You are doing your best in a deteriorating situation. When your mum was clear in her mind she was expressing a wish for her life to come to an end, and even had a plan to achieve that. Her wishes were clear. Now that she has become worse, there is no reason for you to think that this has changed. She is hearing the end of her life and whatever you do or do not do will not change that.

It is important that you allow yourself to know that no-one has a simple answer to all this and you are doing your best. Watching someone come to the end of their life is a challenging and profound experience that demands a lot of us and has no clear rule book. Every person is different. It is an experience that many of us have never been through and we are having to learn at a great speed.

It is clear from your posts that your expectations of what her dying process might be like are uncertain in your mind. I think you should write a list of questions and ask to speak to the doctors so that you can have as much clarity as possible, even though they cannot predict with total accuracy.

But please remember that there is no right or wrong thing for you to do here - you are feeling your way through a bit of a minefield that anyone would find hard.

I will be thinking of you and wishing you strength. Above all else do not feel guilty - you have noting to reproach yourself for. Take care.
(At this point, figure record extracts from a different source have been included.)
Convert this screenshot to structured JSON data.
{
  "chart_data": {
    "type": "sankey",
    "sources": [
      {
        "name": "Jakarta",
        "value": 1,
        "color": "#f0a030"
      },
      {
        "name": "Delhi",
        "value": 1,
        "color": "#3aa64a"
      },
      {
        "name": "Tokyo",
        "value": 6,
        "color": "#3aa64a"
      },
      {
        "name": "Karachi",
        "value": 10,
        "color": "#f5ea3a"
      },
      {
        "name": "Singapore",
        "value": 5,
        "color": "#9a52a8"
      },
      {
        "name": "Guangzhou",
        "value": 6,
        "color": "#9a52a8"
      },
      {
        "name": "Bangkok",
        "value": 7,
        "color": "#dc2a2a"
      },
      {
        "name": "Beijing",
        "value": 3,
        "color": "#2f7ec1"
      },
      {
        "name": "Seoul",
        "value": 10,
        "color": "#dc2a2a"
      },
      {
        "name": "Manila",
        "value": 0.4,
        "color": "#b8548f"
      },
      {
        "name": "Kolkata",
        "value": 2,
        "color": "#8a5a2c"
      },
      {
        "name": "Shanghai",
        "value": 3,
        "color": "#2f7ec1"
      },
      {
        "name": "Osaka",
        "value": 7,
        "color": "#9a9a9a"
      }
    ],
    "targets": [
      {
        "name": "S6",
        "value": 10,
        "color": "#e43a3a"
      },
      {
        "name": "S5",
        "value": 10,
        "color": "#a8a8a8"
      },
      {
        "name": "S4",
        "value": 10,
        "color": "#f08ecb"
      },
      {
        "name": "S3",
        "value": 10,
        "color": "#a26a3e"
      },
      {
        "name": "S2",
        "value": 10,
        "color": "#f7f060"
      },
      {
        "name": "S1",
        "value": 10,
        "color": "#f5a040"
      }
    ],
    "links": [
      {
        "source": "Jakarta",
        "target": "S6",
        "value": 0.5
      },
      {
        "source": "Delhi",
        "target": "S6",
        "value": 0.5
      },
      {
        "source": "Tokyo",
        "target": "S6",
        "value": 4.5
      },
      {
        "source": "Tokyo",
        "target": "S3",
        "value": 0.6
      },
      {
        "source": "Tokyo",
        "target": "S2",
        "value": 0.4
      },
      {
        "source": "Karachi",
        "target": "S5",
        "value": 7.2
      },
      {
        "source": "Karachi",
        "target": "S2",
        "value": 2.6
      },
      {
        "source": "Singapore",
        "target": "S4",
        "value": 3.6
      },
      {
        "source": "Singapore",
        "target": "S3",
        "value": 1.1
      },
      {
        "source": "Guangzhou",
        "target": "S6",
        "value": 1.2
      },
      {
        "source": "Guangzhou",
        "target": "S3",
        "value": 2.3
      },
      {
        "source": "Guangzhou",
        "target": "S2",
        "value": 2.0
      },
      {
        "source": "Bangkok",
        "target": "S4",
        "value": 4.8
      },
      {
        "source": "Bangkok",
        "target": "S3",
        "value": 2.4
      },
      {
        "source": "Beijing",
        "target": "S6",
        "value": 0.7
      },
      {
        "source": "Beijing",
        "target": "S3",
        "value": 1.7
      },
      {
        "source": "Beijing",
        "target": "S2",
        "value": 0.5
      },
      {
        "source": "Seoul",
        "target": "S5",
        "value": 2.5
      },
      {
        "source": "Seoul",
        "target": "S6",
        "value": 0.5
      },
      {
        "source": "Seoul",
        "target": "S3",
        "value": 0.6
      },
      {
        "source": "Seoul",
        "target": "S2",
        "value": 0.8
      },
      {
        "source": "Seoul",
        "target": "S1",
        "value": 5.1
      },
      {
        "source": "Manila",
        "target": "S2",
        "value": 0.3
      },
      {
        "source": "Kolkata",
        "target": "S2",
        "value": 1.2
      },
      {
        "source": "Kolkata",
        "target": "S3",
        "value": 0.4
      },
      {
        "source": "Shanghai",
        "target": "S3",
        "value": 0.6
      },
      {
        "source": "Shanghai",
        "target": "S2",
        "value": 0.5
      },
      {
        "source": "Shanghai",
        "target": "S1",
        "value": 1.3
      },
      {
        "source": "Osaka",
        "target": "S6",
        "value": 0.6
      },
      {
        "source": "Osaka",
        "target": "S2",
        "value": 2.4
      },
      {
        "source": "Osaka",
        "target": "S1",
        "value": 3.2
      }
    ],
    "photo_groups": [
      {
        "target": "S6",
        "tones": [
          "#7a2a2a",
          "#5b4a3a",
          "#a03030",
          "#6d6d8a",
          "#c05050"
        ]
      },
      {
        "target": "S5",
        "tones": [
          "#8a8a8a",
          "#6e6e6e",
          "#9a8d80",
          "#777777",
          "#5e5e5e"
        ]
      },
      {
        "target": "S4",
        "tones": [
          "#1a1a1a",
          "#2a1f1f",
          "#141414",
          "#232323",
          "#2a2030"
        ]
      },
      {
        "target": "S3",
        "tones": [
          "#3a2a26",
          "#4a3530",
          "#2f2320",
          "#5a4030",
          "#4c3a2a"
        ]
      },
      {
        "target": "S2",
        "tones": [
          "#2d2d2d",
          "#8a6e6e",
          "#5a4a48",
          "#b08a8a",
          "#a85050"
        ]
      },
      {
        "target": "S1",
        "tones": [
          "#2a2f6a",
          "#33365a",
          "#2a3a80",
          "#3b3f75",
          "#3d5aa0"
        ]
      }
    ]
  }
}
Whatevershallidowithmylife · 04/01/2025 22:11

Oh OP I’m so sorry for your loss, you’ve been a fabulous daughter at the very time she needed you most 💐

Yoonimum · 04/01/2025 22:50

You have done wonderfully. I hope it gives you peace to know you were there for her and followed her wishes. You asked after my mum, who is at home.
No change apart from the fact she is developing pressure sores as she has almost no voluntary moment due to her general weakness. The district nurses are coming tomorrow to advise on this. It is difficult because I want to be with her but when she is disturbed she wakes up and asks for water. Her swallow has broken down so it actually makes her feel worse but she keeps asking. I'm just willing her to sleep through into a coma and slip away now as there is no ease let, alone joy, in her waking moments. It's very sad but I'm happy I can be with her on this journey and I know my brother and I have done everything we can. I must also give thanks many times over that she can afford a full time carer and she is the most wonderful woman. Both my mum and the rest of the family are very fortunate in that respect and I take my hat off to anybody who has cared for a dying relative at home without this support.